The geometric meaning defined above is that for any open interval (A-ε, A+ε) with the center of a, one term an can always be found in the sequence {an}, so that all subsequent terms are located in this open interval, and outside this interval, there are only limited terms (n terms) of {an} at most.

There are two points to note about the positive integer n: first, n and ε exist, generally speaking, n increases with ε decreasing, but n is not unique; Secondly, the definition only emphasizes the existence of a positive integer n, rather than finding the smallest n.
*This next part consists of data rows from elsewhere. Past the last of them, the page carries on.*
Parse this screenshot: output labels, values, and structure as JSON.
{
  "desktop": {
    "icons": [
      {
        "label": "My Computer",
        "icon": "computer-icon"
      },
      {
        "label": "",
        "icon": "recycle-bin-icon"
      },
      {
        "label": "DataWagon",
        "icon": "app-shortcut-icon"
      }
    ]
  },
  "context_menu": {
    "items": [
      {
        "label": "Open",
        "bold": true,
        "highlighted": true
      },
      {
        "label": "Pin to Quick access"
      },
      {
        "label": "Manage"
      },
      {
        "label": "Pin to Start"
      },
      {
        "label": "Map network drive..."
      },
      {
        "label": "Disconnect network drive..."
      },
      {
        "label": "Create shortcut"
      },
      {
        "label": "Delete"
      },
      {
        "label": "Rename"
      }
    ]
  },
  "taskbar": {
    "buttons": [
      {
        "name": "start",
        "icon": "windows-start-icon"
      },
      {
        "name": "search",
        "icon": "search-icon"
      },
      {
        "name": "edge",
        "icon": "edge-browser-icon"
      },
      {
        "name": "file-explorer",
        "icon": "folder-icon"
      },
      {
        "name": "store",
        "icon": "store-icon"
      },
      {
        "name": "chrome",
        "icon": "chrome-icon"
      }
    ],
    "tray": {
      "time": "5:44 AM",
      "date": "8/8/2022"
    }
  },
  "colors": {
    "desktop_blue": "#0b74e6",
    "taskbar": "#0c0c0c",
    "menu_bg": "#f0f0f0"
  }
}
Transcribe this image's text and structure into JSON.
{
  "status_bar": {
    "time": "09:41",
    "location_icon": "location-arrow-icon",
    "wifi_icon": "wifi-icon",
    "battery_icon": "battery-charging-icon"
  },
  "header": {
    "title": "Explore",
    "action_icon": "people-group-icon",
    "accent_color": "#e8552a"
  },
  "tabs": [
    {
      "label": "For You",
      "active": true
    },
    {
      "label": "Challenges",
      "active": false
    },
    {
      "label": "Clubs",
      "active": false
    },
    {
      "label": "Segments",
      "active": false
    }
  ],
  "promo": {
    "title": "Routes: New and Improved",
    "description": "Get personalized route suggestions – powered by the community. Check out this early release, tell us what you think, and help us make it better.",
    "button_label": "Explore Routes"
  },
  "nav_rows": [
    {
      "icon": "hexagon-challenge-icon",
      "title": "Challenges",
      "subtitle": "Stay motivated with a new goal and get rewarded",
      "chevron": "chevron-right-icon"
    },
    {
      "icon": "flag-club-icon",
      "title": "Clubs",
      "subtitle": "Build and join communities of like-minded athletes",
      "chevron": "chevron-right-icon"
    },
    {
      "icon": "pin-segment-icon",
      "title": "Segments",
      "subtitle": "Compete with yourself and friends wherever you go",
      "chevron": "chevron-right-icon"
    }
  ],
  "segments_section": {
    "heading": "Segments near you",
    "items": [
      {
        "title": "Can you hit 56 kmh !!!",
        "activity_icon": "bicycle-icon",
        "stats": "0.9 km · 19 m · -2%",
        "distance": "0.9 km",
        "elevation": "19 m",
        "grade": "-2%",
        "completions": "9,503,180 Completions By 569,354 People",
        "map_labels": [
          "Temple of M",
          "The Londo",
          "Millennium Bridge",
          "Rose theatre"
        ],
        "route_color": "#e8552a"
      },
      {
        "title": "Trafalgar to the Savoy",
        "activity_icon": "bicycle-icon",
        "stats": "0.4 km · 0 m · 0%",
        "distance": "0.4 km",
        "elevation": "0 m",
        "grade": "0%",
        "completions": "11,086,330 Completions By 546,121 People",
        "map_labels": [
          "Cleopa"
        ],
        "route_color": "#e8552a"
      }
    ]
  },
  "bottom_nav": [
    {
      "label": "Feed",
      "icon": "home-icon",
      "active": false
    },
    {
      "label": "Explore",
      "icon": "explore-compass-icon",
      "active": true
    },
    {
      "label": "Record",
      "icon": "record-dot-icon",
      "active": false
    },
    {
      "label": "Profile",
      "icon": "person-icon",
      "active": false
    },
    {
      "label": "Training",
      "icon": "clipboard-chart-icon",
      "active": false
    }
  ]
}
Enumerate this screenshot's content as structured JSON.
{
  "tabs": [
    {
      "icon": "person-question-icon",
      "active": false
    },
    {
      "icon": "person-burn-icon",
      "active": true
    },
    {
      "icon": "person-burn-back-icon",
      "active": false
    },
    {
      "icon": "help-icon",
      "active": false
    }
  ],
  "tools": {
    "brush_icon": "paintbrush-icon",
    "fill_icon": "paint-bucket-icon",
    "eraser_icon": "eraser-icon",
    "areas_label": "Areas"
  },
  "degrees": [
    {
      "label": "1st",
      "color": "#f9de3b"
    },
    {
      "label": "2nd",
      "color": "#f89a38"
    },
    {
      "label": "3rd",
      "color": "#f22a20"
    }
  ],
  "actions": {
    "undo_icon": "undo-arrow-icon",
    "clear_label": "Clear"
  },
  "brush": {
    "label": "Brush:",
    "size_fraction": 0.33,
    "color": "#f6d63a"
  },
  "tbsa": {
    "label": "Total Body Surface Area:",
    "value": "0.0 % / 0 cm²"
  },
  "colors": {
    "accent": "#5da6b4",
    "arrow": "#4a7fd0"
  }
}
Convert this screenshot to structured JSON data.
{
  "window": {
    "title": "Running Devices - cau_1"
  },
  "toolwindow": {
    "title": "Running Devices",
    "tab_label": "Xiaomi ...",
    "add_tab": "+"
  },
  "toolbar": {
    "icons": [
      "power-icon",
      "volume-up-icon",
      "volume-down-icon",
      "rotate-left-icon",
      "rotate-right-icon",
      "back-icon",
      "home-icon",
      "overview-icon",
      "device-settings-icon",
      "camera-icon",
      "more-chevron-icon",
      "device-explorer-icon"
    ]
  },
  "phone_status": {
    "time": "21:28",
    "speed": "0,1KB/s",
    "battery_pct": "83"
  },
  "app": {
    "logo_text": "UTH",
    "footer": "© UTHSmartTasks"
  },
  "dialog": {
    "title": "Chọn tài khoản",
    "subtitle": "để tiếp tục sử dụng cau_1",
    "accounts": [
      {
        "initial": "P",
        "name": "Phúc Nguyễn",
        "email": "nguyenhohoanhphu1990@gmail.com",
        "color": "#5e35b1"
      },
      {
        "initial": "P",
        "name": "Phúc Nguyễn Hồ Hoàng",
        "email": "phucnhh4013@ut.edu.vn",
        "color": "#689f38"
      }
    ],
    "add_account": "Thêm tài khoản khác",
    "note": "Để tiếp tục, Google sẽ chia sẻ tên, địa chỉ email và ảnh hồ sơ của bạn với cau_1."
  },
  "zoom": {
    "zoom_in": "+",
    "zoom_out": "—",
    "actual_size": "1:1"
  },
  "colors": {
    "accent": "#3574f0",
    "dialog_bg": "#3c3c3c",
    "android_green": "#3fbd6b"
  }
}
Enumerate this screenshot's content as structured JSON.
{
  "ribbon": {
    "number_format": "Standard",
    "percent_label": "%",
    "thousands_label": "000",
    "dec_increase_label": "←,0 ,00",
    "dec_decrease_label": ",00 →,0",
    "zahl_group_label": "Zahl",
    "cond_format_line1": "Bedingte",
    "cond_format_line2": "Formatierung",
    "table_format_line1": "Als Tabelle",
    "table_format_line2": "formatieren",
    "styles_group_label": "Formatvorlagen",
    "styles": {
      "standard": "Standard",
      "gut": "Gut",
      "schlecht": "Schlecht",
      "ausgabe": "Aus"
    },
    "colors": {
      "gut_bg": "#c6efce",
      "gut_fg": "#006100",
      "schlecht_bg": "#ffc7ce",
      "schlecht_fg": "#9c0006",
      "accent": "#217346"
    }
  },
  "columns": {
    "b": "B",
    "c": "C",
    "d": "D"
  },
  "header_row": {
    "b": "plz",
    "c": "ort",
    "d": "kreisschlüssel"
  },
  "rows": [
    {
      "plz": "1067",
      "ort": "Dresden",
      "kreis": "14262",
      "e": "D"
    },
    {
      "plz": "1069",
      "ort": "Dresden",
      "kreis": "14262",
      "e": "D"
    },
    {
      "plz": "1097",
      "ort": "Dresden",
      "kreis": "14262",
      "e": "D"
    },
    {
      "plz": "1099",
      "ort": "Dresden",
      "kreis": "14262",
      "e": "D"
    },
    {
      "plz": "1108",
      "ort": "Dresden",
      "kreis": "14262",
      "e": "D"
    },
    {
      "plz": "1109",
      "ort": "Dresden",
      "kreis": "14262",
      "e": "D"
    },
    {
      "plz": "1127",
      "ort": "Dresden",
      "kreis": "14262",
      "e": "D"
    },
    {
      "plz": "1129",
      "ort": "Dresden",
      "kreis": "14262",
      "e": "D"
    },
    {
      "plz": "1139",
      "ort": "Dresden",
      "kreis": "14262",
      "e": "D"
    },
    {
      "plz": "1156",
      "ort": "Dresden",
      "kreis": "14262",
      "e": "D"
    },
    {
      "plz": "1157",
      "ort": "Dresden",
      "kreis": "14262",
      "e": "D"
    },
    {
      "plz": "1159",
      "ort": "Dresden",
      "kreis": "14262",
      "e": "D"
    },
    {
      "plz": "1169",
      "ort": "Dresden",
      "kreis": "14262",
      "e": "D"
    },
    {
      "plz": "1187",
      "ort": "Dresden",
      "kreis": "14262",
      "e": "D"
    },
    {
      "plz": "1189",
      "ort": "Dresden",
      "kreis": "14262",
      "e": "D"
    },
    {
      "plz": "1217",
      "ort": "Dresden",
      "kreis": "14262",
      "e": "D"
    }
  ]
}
We only pay attention to the fact that all terms after the nth term can keep the distance from the constant A less than any given small positive number ε. 2. attributes.

The convergent sequence has the following properties: (1) limit uniqueness;

(2) If the sequence {an} converges, then {an} is a bounded sequence;

(3) If the sequence {an} has a limit a, any of its subsequences {ank} also has a limit a; (4) number preserving, that is, if the limit is A>0, there is a positive integer N 1, n >；; An > when n1; 0;

(5) Order preservation, that is, if, and a: An.

(1) The limit of the function when the independent variable tends to a finite value:-

[www.uuubuy.com, paper web] The function f(x) is defined in the centripetal neighborhood of point x0. If there is always a positive number δ for any given positive number ε (no matter how small), so that the corresponding function value f(x) satisfies inequalities for all X that satisfy inequalities, then the constant A is the limit of the function f(x) at x→x0, which is recorded as.

The geometric meaning of the above definition is as follows: the four segments in the limit definition are expressed in geometric language as 1 pair: an arbitrary belt-shaped region with two straight lines as the boundary; 2 Total: the radius of total existence (centered on the position of point x0);

3 At that time: when the point X is located in the δ hollow neighborhood with the bit center of the point x0; 4 is: the image of the corresponding function f(x) is located in this band.

(2) the limit of the function when the independent variable tends to infinity: let the function f(x) be defined as |x| greater than a positive number, if ε >; 0, there is always a positive number χ, so for a suitable inequality | x | >；; All x of χ and the corresponding function value f(x) satisfy the inequality | f (x)-a |.